Outrage over ‘new’ taxes

Business
The introduction of new taxes on commuter operators and hairdressers will further impoverish the struggling informal traders, critics say.

The introduction of new taxes on commuter operators and hairdressers will further impoverish the struggling informal traders, critics say.

BY TARISAI MANDIZHA

Finance minister Patrick Chinamasa
Finance minister Patrick Chinamasa

Government recently introduced taxes for most informal businesses such as taxi cabs, commuter omnibuses, hairdressers and cross-border traders, among others.

The new wave of taxes took effect from January 1 2017 and were brought into being by the Finance Act 2017.

“Operators of hairdressing salons to pay $10 per chair per month while informal cross-border traders will pay 10% of the value for duty purposes of the commercial goods being imported.

“Operators of omnibuses for carriage of passengers will be required to pay $45 while those of between 25 and 36 passengers will part with $70 a month,” reads the Government gazette.

The prevailing harsh economic environment has pushed millions of people into the informal sector following company closures and retrenchments which threw people into unemployment.

The new wave of taxes will also affect driving schools with those offering class 4 licences being required to pay $100 per month per vehicle.

Class one and two school vehicle operators will part with $130 a month.

“The presumptive tax chargeable in terms of section 36c of the Taxes Act shall be in case of operators of taxi cabs for carriage of passengers for hire or reward having seating accommodation for not more than seven passengers, $25 per month for each such taxi cab so operated,” reads the gazette.

National Transport Workers Union of Zimbabwe president Noah Gwande said the introduction of new taxes for commuter operators was retrogressive as it was being imposed on a commuter operator who was already paying other taxes.

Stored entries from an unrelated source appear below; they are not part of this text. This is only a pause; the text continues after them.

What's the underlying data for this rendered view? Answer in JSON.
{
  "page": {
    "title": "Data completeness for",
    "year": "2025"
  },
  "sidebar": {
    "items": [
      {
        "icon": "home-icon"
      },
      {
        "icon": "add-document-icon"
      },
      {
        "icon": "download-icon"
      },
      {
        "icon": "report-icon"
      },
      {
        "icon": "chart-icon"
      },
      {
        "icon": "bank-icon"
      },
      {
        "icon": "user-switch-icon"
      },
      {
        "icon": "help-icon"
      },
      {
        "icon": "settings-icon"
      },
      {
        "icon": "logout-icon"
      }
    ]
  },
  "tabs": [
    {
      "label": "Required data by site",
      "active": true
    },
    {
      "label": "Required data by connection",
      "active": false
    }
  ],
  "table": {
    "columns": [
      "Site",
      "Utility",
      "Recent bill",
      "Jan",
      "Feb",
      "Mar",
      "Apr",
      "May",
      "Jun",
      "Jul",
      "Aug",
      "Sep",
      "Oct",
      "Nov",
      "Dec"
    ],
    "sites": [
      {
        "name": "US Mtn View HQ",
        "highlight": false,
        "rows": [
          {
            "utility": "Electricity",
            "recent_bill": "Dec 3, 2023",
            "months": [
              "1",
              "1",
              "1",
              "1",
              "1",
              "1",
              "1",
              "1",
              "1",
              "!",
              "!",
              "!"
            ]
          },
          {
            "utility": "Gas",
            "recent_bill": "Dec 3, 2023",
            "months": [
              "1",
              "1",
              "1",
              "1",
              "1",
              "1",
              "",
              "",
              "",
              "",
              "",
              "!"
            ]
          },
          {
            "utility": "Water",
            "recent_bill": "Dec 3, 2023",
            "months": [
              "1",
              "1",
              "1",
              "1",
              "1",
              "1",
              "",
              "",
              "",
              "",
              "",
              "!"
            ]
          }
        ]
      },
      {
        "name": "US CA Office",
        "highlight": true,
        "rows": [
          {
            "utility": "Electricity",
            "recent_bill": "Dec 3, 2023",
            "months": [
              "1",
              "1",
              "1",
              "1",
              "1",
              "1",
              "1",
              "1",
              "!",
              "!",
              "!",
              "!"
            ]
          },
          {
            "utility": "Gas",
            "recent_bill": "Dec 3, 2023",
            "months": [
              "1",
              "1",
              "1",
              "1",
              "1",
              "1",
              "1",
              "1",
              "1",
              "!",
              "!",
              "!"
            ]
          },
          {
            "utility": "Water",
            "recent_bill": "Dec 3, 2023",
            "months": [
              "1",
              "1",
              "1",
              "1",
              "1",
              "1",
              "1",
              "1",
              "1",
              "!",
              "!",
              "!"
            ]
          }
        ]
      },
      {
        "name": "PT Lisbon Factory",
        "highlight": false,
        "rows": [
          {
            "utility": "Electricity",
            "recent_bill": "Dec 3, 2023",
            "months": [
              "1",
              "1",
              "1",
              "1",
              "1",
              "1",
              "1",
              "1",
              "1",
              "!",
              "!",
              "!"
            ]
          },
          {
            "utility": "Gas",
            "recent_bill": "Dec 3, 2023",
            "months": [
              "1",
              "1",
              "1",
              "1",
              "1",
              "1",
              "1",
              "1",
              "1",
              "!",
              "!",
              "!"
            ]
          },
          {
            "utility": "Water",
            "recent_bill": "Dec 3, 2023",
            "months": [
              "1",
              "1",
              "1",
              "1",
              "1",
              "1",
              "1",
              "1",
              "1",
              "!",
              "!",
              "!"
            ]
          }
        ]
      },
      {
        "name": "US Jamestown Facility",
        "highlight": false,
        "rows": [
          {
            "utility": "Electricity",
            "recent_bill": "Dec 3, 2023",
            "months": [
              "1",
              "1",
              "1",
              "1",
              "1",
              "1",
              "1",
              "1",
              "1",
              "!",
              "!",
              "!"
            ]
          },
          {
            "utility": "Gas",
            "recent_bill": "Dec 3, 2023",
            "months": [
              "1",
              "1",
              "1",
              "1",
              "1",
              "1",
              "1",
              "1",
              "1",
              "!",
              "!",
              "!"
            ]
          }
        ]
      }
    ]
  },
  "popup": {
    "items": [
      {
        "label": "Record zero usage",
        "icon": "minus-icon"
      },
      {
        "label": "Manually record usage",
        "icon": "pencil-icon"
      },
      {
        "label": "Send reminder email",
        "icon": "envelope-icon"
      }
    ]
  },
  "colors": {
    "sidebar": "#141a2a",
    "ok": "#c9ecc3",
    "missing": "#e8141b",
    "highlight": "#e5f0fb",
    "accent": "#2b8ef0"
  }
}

He said commuter omnibus operators in Harare parted with more than $20 each day in paying fines to the police at numerous roadblocks dotted around the city.

Apart from tickets, commuter operators pay tollgate fees and in every three months pay Road Motor Service and Zimbabwe National Roads Administration taxes in addition to passenger insurance.

“It is our view that the recently introduced tax is unfair and retrogressive; trying to collect tax where there is no income,” he said.

“The concept of tax [works] where there is income but taxing the little income the owner makes will result in the cost being passed on to the passengers.”

Gwande said it was unfair for government to introduce taxes to finance its wage bill.

“Taking money from the poor to pay the civil servants’ wage bill doesn’t make sense,” he said.

“The problem for government is that civil servants are demanding money and government is trying to fulfil its promises.”

In an interview with Standardbusiness, a hairdresser, Olga Chakauya said clients’ incomes were low and this reduced their spending.

“There is no employment and there is a shortage of cash in the market, so for government to tax a hairdresser, it’s wrong,” she said.

Chakauya said the number of hairdressers in the CBD was rising because of high unemployment in the country.

But Zimra board chairperson Willia Bonyongwe said the taxes were not new but the tax collector had just broadened the tax base.

“It was there before for people in small-scale business and it is true that at the end of the day these small businesses get more money than teachers who are being taxed,” she said.

Zimbabweans are said to be some of the most highly taxed people in the world, with the government introducing new taxes almost every year to make up for dwindling revenue.